Thanks for your response.

The PendSV interrupt's priority is set to the default priority - 0x0F (lowest priority in my system). The SysTick interrupt has the same priority. According to what I've read on the FreeRTOS forum, it should be this way.

Thanks for mentioning the SWO tracing fix. I know about it, because I told NXP about it in one of my previous posts.

At the moment, our theory is that the problem is related to ARM's interrupt nesting. If that's the case, it is a lot more complex to solve than I had hoped.

Please let me know if you have any further advice.

Kind regards

D_TTSA

D_TTSA · ‎10-19-2022

Hi @ErichStyger

Thank you for your replies.
I looked into suggestions, but we stumbled upon the solution elsewhere.

Problem Explanation
By default, in the RT1176, the program’s code is stored in QSPI (external) FLASH memory. This FLASH has a clock speed of 133MHz. The connection between this FLASH and the processor is only 4 bits wide, so it takes 4 sequential accesses to the FLASH to retrieve one instruction (16 bits). The rate at which we can retrieve instructions from the FLASH is thus 33.25MHz. This is much slower than the (industrial) processor’s 792MHz clock. The processor thus heavily relies on ARM’s ‘performance-enhancing’ instruction ‘speculative accesses’ to reduce the effects of this bottleneck.
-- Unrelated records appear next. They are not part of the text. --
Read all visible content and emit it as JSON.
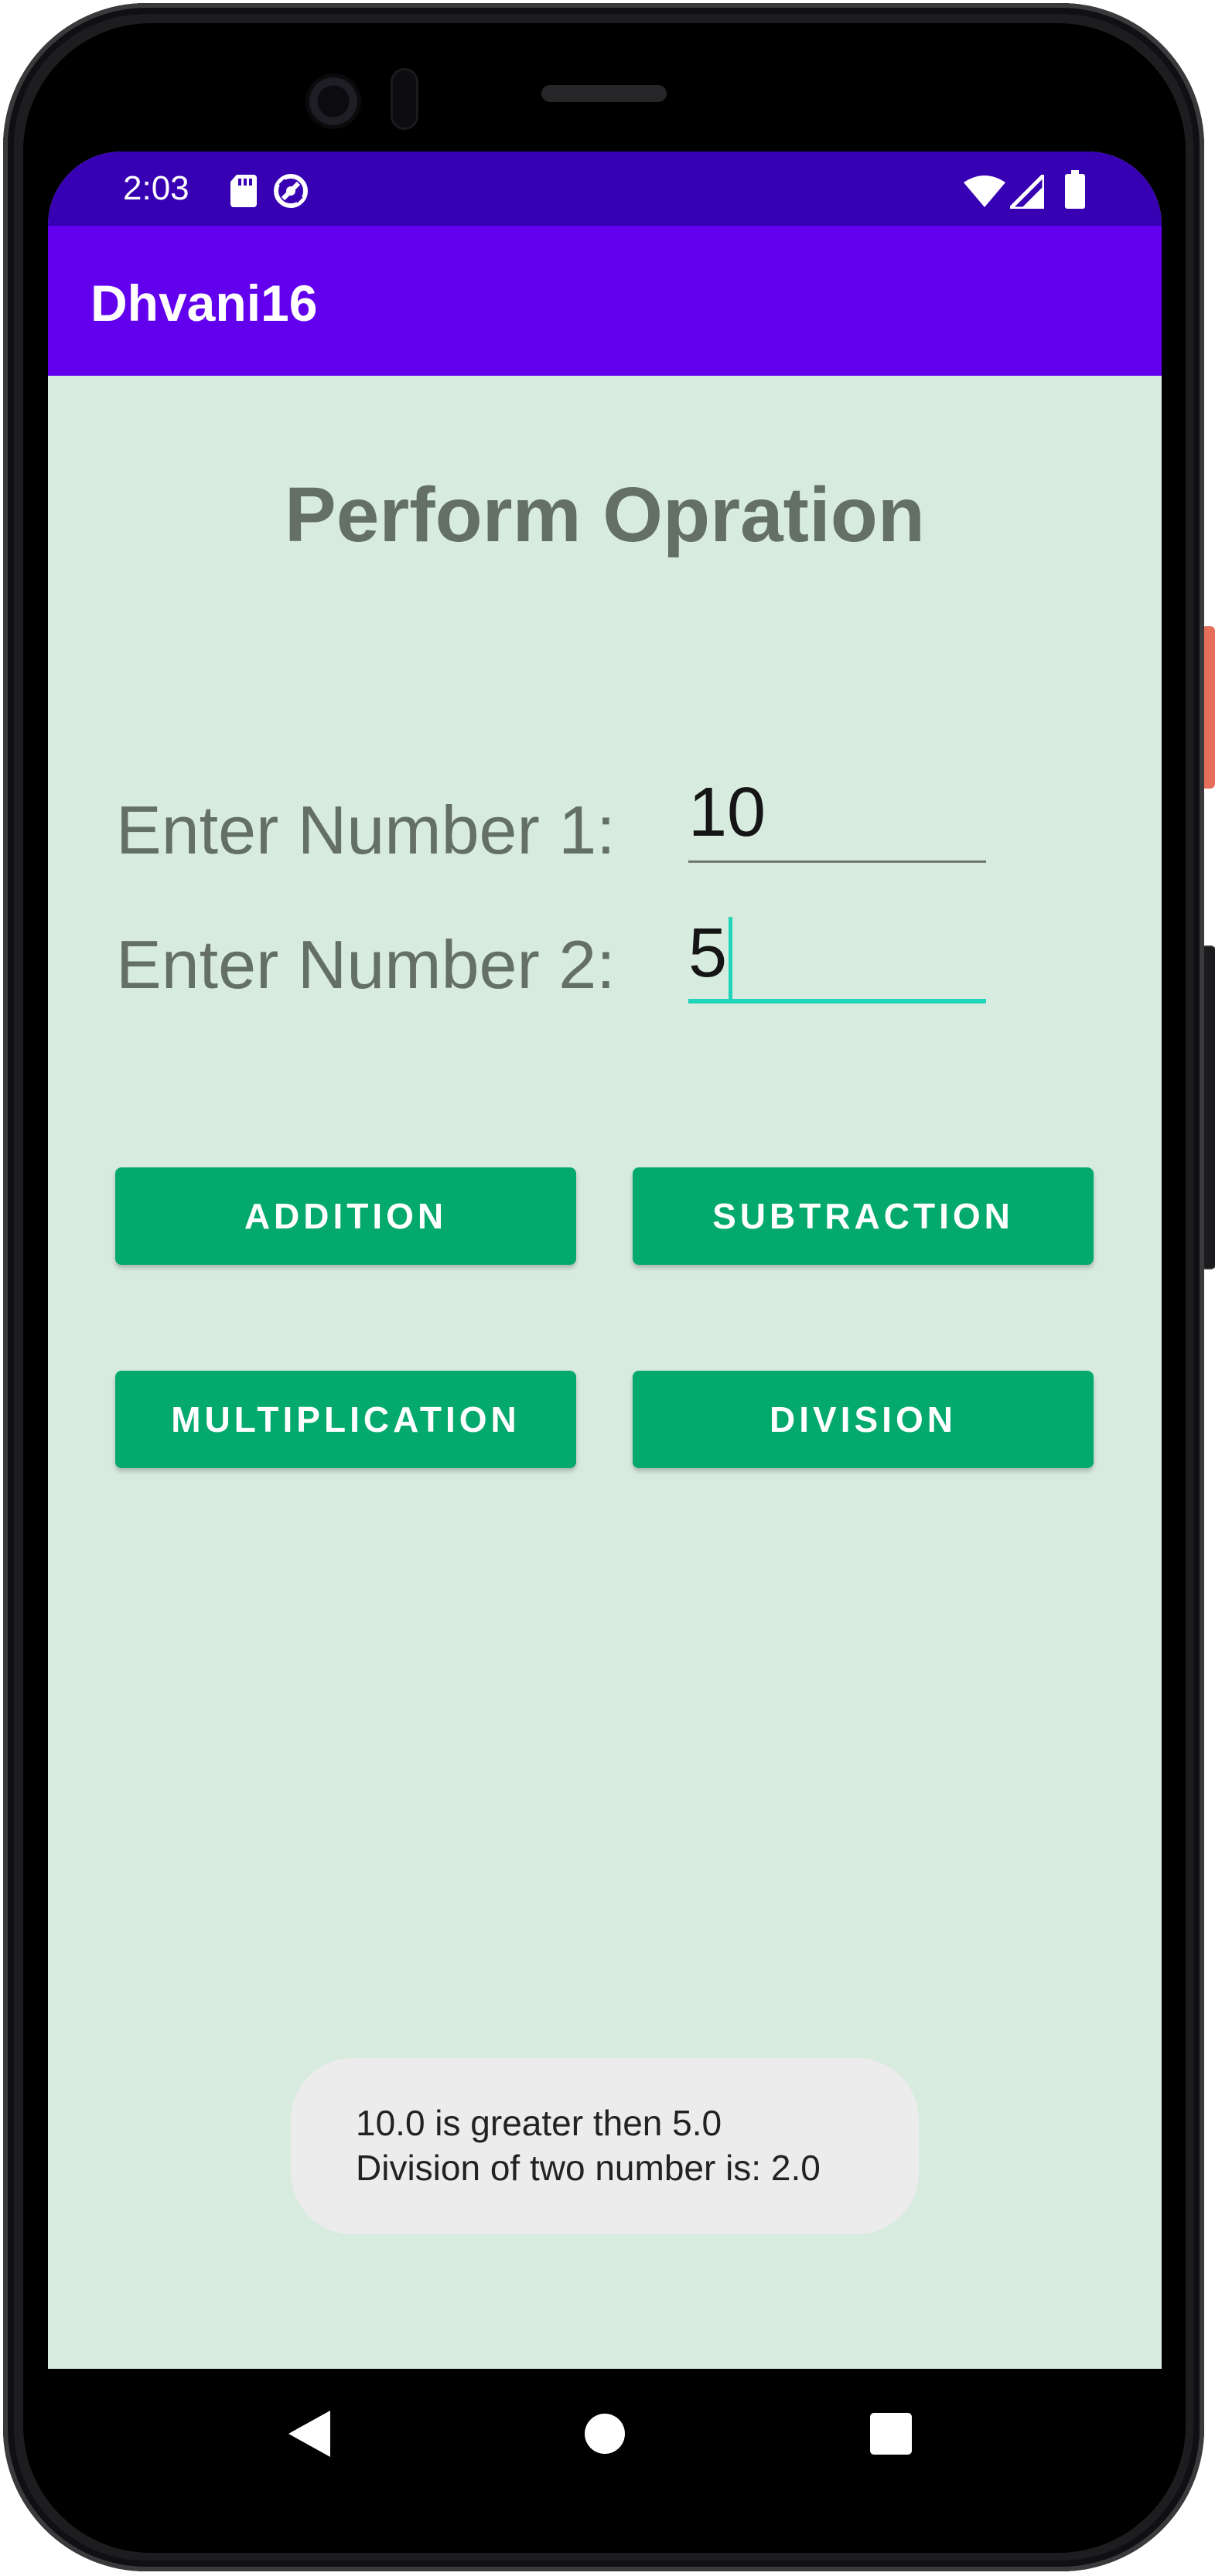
{
  "status_bar": {
    "time": "2:03",
    "left_icons": [
      "sd-card-icon",
      "data-saver-icon"
    ],
    "right_icons": [
      "wifi-icon",
      "cellular-signal-icon",
      "battery-icon"
    ],
    "color": "#3700b3"
  },
  "app_bar": {
    "title": "Dhvani16",
    "color": "#6200ee"
  },
  "main": {
    "heading": "Perform Opration",
    "background": "#d8ebdf",
    "number1": {
      "label": "Enter Number 1:",
      "value": "10"
    },
    "number2": {
      "label": "Enter Number 2:",
      "value": "5"
    },
    "buttons": {
      "addition": "ADDITION",
      "subtraction": "SUBTRACTION",
      "multiplication": "MULTIPLICATION",
      "division": "DIVISION"
    },
    "button_color": "#03a96d",
    "focus_color": "#1ed5b9"
  },
  "toast": {
    "line1": "10.0 is greater then 5.0",
    "line2": "Division of two number is: 2.0"
  },
  "nav_bar": {
    "icons": [
      "back-icon",
      "home-icon",
      "recents-icon"
    ]
  }
}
This feature copies the processor’s ‘predicted’ instructions into its level 1 cache, so that they are immediately available if the processor requires them.
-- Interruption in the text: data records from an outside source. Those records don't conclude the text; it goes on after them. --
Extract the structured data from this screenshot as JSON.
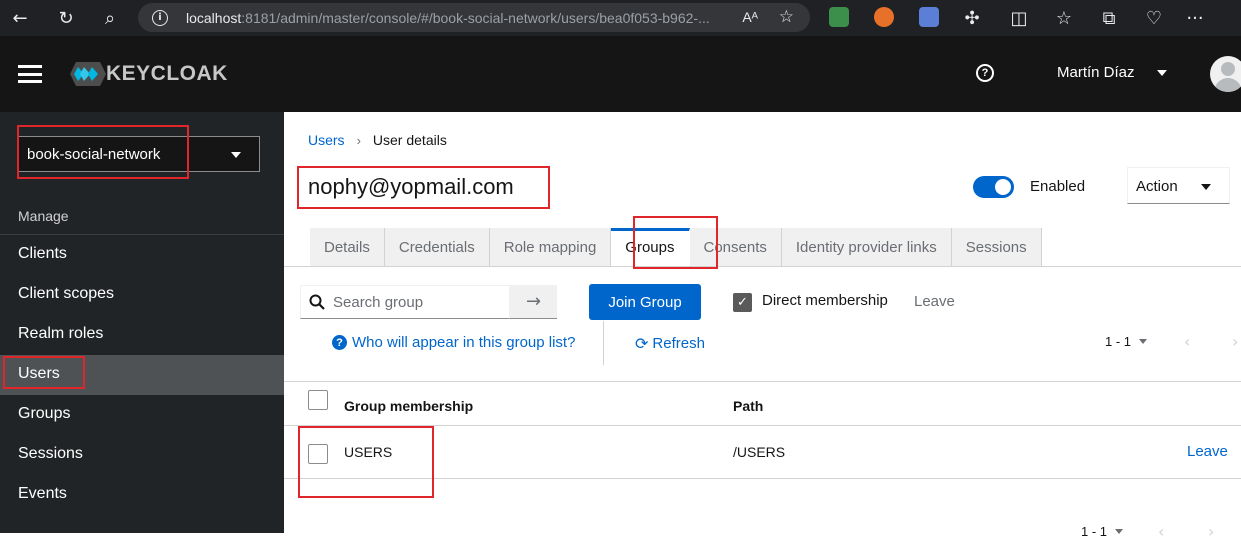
{
  "browser": {
    "url_host": "localhost",
    "url_rest": ":8181/admin/master/console/#/book-social-network/users/bea0f053-b962-...",
    "reader_label": "Aᴬ"
  },
  "header": {
    "logo_text": "KEYCLOAK",
    "user_name": "Martín Díaz"
  },
  "sidebar": {
    "realm": "book-social-network",
    "section": "Manage",
    "items": [
      {
        "label": "Clients"
      },
      {
        "label": "Client scopes"
      },
      {
        "label": "Realm roles"
      },
      {
        "label": "Users"
      },
      {
        "label": "Groups"
      },
      {
        "label": "Sessions"
      },
      {
        "label": "Events"
      }
    ],
    "active_item": "Users"
  },
  "breadcrumb": {
    "parent": "Users",
    "current": "User details"
  },
  "page": {
    "title": "nophy@yopmail.com",
    "enabled_label": "Enabled",
    "enabled": true,
    "action_label": "Action"
  },
  "tabs": [
    {
      "label": "Details"
    },
    {
      "label": "Credentials"
    },
    {
      "label": "Role mapping"
    },
    {
      "label": "Groups"
    },
    {
      "label": "Consents"
    },
    {
      "label": "Identity provider links"
    },
    {
      "label": "Sessions"
    }
  ],
  "active_tab": "Groups",
  "toolbar": {
    "search_placeholder": "Search group",
    "join_label": "Join Group",
    "direct_label": "Direct membership",
    "direct_checked": true,
    "leave_label": "Leave",
    "who_label": "Who will appear in this group list?",
    "refresh_label": "Refresh",
    "pagination": "1 - 1"
  },
  "table": {
    "columns": [
      "Group membership",
      "Path"
    ],
    "rows": [
      {
        "group": "USERS",
        "path": "/USERS",
        "action": "Leave"
      }
    ]
  },
  "bottom_pagination": "1 - 1",
  "colors": {
    "accent": "#0066cc",
    "header_bg": "#151515",
    "sidebar_bg": "#212427",
    "annotation": "#e0252b"
  }
}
However, these ‘speculative accesses’ are inaccurate when interrupts occur, since the processor cannot predict when interrupts will occur. Therefore, whenever an ISR exits, “__DSB()” and/or “__ISB()” is called, and the processor’s instruction and data pipelines are flushed.

Solution
Code that is stored in the RT117's SRAM_ITC is never copied into cache. Since it is ‘tightly-coupled’ to the processor (and can thus be accessed synchronously, with no delays), there is no benefit if its contents is cached. Consequently, the ARM processor does not apply its ‘performance enhancing’ speculative accessing techniques, or any other ‘optimisations’ on this code. Therefore, there are less/no instructions in the processor’s pipeline when returning from an ISR, so this delay is minimised.
Therefore, this problem is solved by storing as much of the ISR code as possible (preferably all) in the SRAM_ITC memory. This is in line with the recommendation found in the conclusion of NXP’s application note on the ARM Cortex-M7’s L1 cache.